Die neue EU-Richtlinie zur präventiven Sanierung soll ab 2021 zu weniger Insolvenzen auch in der deutschen Unternehmenslandschaft führen. Neu ist, dass beim Kampf gegen die Pleite nicht mehr die klassischen Insolvenzverwalter die Zügel in der Hand haben werden, sondern – wenn auch mit deutlich weniger Entscheidungskompetenz – die so genannten Restrukturierungsbeauftragten. Obwohl es bis zum Start noch eineinhalb Jahre hin ist, bringen sich sowohl Insolvenzverwalter als auch Restrukturierungsberater für die Besetzung dieses neuen, potentiell lukrativen Berufsfelds in Stellung.
Wer qualifiziert sich zum Restrukturierungsbeauftragten?
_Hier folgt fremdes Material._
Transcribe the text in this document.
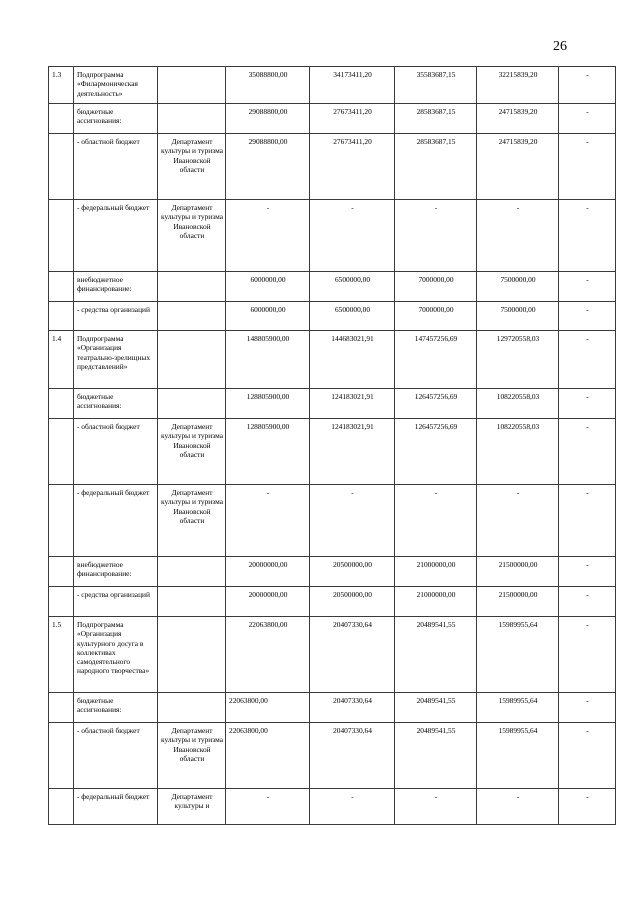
26
1.3	Подпрограмма «Филармоническая деятельность»		35088800,00	34173411,20	35583687,15	32215839,20	-
	бюджетные ассигнования:		29088800,00	27673411,20	28583687,15	24715839,20	-
	- областной бюджет	Департамент культуры и туризма Ивановской области	29088800,00	27673411,20	28583687,15	24715839,20	-
	- федеральный бюджет	Департамент культуры и туризма Ивановской области	-	-	-	-	-
	внебюджетное финансирование:		6000000,00	6500000,00	7000000,00	7500000,00	-
	- средства организаций		6000000,00	6500000,00	7000000,00	7500000,00	-
1.4	Подпрограмма «Организация театрально-зрелищных представлений»		148805900,00	144683021,91	147457256,69	129720558,03	-
	бюджетные ассигнования:		128805900,00	124183021,91	126457256,69	108220558,03	-
	- областной бюджет	Департамент культуры и туризма Ивановской области	128805900,00	124183021,91	126457256,69	108220558,03	-
	- федеральный бюджет	Департамент культуры и туризма Ивановской области	-	-	-	-	-
	внебюджетное финансирование:		20000000,00	20500000,00	21000000,00	21500000,00	-
	- средства организаций		20000000,00	20500000,00	21000000,00	21500000,00	-
1.5	Подпрограмма «Организация культурного досуга в коллективах самодеятельного народного творчества»		22063800,00	20407330,64	20489541,55	15989955,64	-
	бюджетные ассигнования:		22063800,00	20407330,64	20489541,55	15989955,64	-
	- областной бюджет	Департамент культуры и туризма Ивановской области	22063800,00	20407330,64	20489541,55	15989955,64	-
	- федеральный бюджет	Департамент культуры и	-	-	-	-	-
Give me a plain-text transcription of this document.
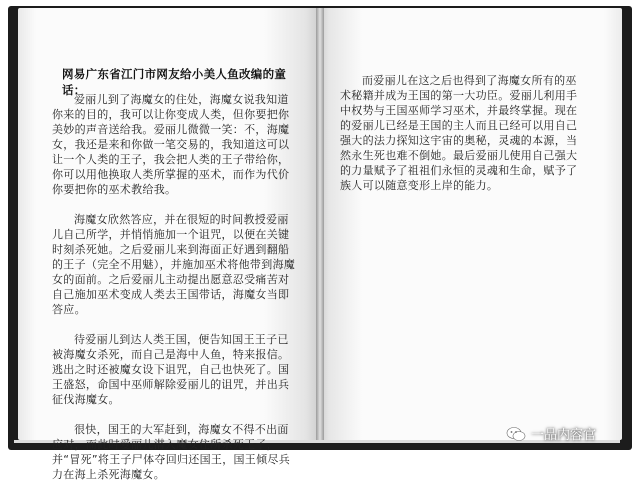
网易广东省江门市网友给小美人鱼改编的童话：

爱丽儿到了海魔女的住处，海魔女说我知道你来的目的，我可以让你变成人类，但你要把你美妙的声音送给我。爱丽儿微微一笑：不，海魔女，我还是来和你做一笔交易的，我知道这可以让一个人类的王子，我会把人类的王子带给你，你可以用他换取人类所掌握的巫术，而作为代价你要把你的巫术教给我。

海魔女欣然答应，并在很短的时间教授爱丽儿自己所学，并悄悄施加一个诅咒，以便在关键时刻杀死她。之后爱丽儿来到海面正好遇到翻船的王子（完全不用魅），并施加巫术将他带到海魔女的面前。之后爱丽儿主动提出愿意忍受痛苦对自己施加巫术变成人类去王国带话，海魔女当即答应。

待爱丽儿到达人类王国，便告知国王王子已被海魔女杀死，而自己是海中人鱼，特来报信。逃出之时还被魔女设下诅咒，自己也快死了。国王盛怒，命国中巫师解除爱丽儿的诅咒，并出兵征伐海魔女。

很快，国王的大军赶到，海魔女不得不出面应对，而此时爱丽儿潜入魔女住所杀死王子，并“冒死”将王子尸体夺回归还国王，国王倾尽兵力在海上杀死海魔女。

而爱丽儿在这之后也得到了海魔女所有的巫术秘籍并成为王国的第一大功臣。爱丽儿利用手中权势与王国巫师学习巫术，并最终掌握。现在的爱丽儿已经是王国的主人而且已经可以用自己强大的法力探知这宇宙的奥秘，灵魂的本源，当然永生死也难不倒她。最后爱丽儿使用自己强大的力量赋予了祖祖们永恒的灵魂和生命，赋予了族人可以随意变形上岸的能力。

一品内容官
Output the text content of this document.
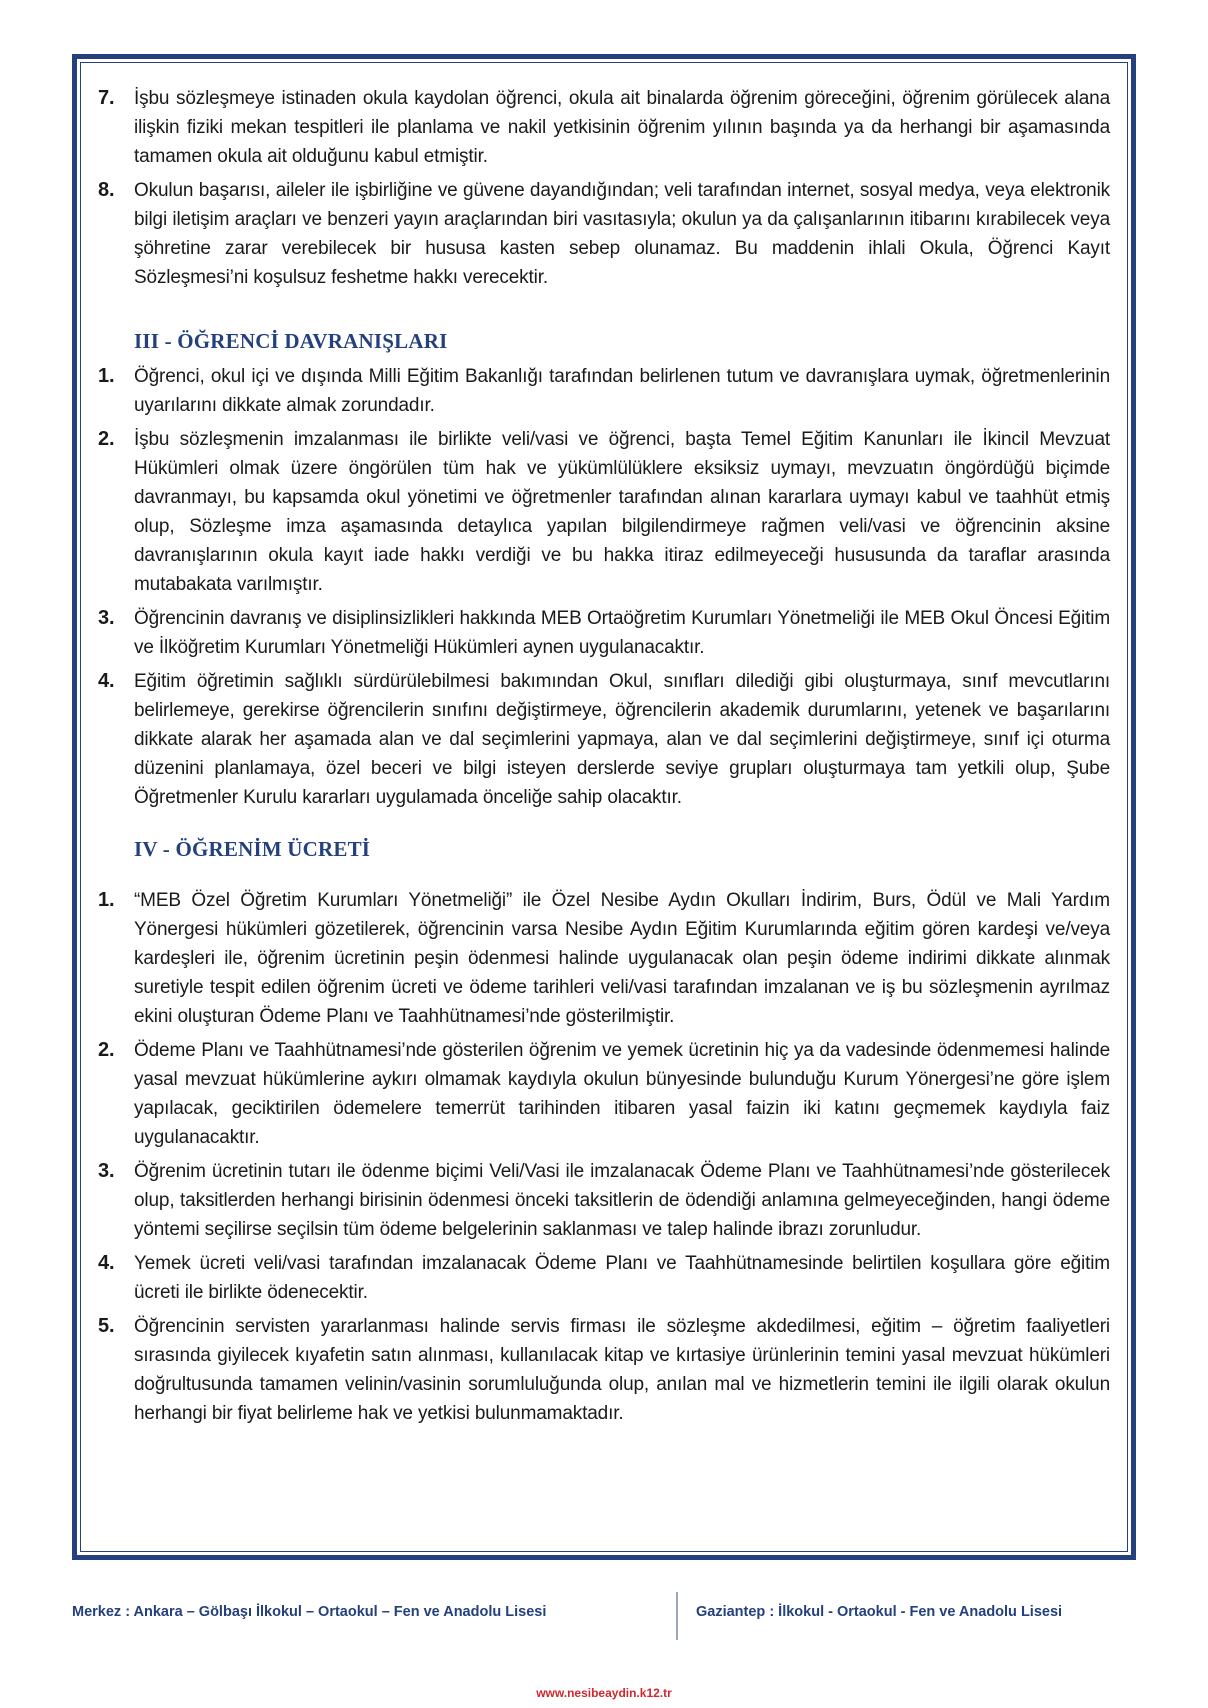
7.	İşbu sözleşmeye istinaden okula kaydolan öğrenci, okula ait binalarda öğrenim göreceğini, öğrenim görülecek alana ilişkin fiziki mekan tespitleri ile planlama ve nakil yetkisinin öğrenim yılının başında ya da herhangi bir aşamasında tamamen okula ait olduğunu kabul etmiştir.
8.	Okulun başarısı, aileler ile işbirliğine ve güvene dayandığından; veli tarafından internet, sosyal medya, veya elektronik bilgi iletişim araçları ve benzeri yayın araçlarından biri vasıtasıyla; okulun ya da çalışanlarının itibarını kırabilecek veya şöhretine zarar verebilecek bir hususa kasten sebep olunamaz. Bu maddenin ihlali Okula, Öğrenci Kayıt Sözleşmesi’ni koşulsuz feshetme hakkı verecektir.
III - ÖĞRENCİ DAVRANIŞLARI
1.	Öğrenci, okul içi ve dışında Milli Eğitim Bakanlığı tarafından belirlenen tutum ve davranışlara uymak, öğretmenlerinin uyarılarını dikkate almak zorundadır.
2.	İşbu sözleşmenin imzalanması ile birlikte veli/vasi ve öğrenci, başta Temel Eğitim Kanunları ile İkincil Mevzuat Hükümleri olmak üzere öngörülen tüm hak ve yükümlülüklere eksiksiz uymayı, mevzuatın öngördüğü biçimde davranmayı, bu kapsamda okul yönetimi ve öğretmenler tarafından alınan kararlara uymayı kabul ve taahhüt etmiş olup, Sözleşme imza aşamasında detaylıca yapılan bilgilendirmeye rağmen veli/vasi ve öğrencinin aksine davranışlarının okula kayıt iade hakkı verdiği ve bu hakka itiraz edilmeyeceği hususunda da taraflar arasında mutabakata varılmıştır.
3.	Öğrencinin davranış ve disiplinsizlikleri hakkında MEB Ortaöğretim Kurumları Yönetmeliği ile MEB Okul Öncesi Eğitim ve İlköğretim Kurumları Yönetmeliği Hükümleri aynen uygulanacaktır.
4.	Eğitim öğretimin sağlıklı sürdürülebilmesi bakımından Okul, sınıfları dilediği gibi oluşturmaya, sınıf mevcutlarını belirlemeye, gerekirse öğrencilerin sınıfını değiştirmeye, öğrencilerin akademik durumlarını, yetenek ve başarılarını dikkate alarak her aşamada alan ve dal seçimlerini yapmaya, alan ve dal seçimlerini değiştirmeye, sınıf içi oturma düzenini planlamaya, özel beceri ve bilgi isteyen derslerde seviye grupları oluşturmaya tam yetkili olup, Şube Öğretmenler Kurulu kararları uygulamada önceliğe sahip olacaktır.
IV - ÖĞRENİM ÜCRETİ
1.	“MEB Özel Öğretim Kurumları Yönetmeliği” ile Özel Nesibe Aydın Okulları İndirim, Burs, Ödül ve Mali Yardım Yönergesi hükümleri gözetilerek, öğrencinin varsa Nesibe Aydın Eğitim Kurumlarında eğitim gören kardeşi ve/veya kardeşleri ile, öğrenim ücretinin peşin ödenmesi halinde uygulanacak olan peşin ödeme indirimi dikkate alınmak suretiyle tespit edilen öğrenim ücreti ve ödeme tarihleri veli/vasi tarafından imzalanan ve iş bu sözleşmenin ayrılmaz ekini oluşturan Ödeme Planı ve Taahhütnamesi’nde gösterilmiştir.
2.	Ödeme Planı ve Taahhütnamesi’nde gösterilen öğrenim ve yemek ücretinin hiç ya da vadesinde ödenmemesi halinde yasal mevzuat hükümlerine aykırı olmamak kaydıyla okulun bünyesinde bulunduğu Kurum Yönergesi’ne göre işlem yapılacak, geciktirilen ödemelere temerrüt tarihinden itibaren yasal faizin iki katını geçmemek kaydıyla faiz uygulanacaktır.
3.	Öğrenim ücretinin tutarı ile ödenme biçimi Veli/Vasi ile imzalanacak Ödeme Planı ve Taahhütnamesi’nde gösterilecek olup, taksitlerden herhangi birisinin ödenmesi önceki taksitlerin de ödendiği anlamına gelmeyeceğinden, hangi ödeme yöntemi seçilirse seçilsin tüm ödeme belgelerinin saklanması ve talep halinde ibrazı zorunludur.
4.	Yemek ücreti veli/vasi tarafından imzalanacak Ödeme Planı ve Taahhütnamesinde belirtilen koşullara göre eğitim ücreti ile birlikte ödenecektir.
5.	Öğrencinin servisten yararlanması halinde servis firması ile sözleşme akdedilmesi, eğitim – öğretim faaliyetleri sırasında giyilecek kıyafetin satın alınması, kullanılacak kitap ve kırtasiye ürünlerinin temini yasal mevzuat hükümleri doğrultusunda tamamen velinin/vasinin sorumluluğunda olup, anılan mal ve hizmetlerin temini ile ilgili olarak okulun herhangi bir fiyat belirleme hak ve yetkisi bulunmamaktadır.
Merkez : Ankara – Gölbaşı İlkokul – Ortaokul – Fen ve Anadolu Lisesi	Gaziantep : İlkokul - Ortaokul - Fen ve Anadolu Lisesi
www.nesibeaydin.k12.tr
Wie genau das Profil des Restrukturierungsbeauftragten definiert wird, ist noch offen. Eine zentrale Frage ist die der Aufgabendefinition. Burkhard Jung, Chef der Sanierungsberatung „Restrukturierungspartner“, erklärt, was man jetzt schon weiß: „Der Restrukturierungsbeauftragte kann Mediator oder Moderator sein. Er soll in komplexen Fällen beim Restrukturierungsplan und bei den Verhandlungen mit Geldgebern helfen, außerdem die Schuldner überwachen und das Geld zusammenhalten.“ Selbst wenn die Rollendefinition auf die eines Moderators mit nur begrenzten Befugnissen hinausliefe, können die Restrukturierungsbeauftragten wesentlich zu künftigen Sanierungserfolgen beitragen, glaubt Jung: „Bei 80 Prozent der Restrukturierungsfälle hängt die Krisenbewältigung von der richtigen Kommunikation ab.“
Tjark Thies, Insolvenzverwalter bei Reimer Rechtsanwälte, geht davon aus, dass die Restrukturierungsbeauftragten im Gegensatz zu klassischen Insolvenzverwaltern tatsächlich eine eher vermittelnde Rolle haben werden: „Bei der präventiven Sanierung bleibt die Geschäftsführung an Bord, der Beauftragte kann nicht eigenständig durchgreifen. Trotzdem benötigen die Beauftragten betriebswirtschaftliche und juristische Fähigkeiten“. Auch sollten sie unterschiedliche Interessen bündeln können. Sanierer Jung glaubt sogar, dass sie sich in sämtlichen Restrukturierungsfeldern auskennen und stets einen klaren Plan verfolgen müssten.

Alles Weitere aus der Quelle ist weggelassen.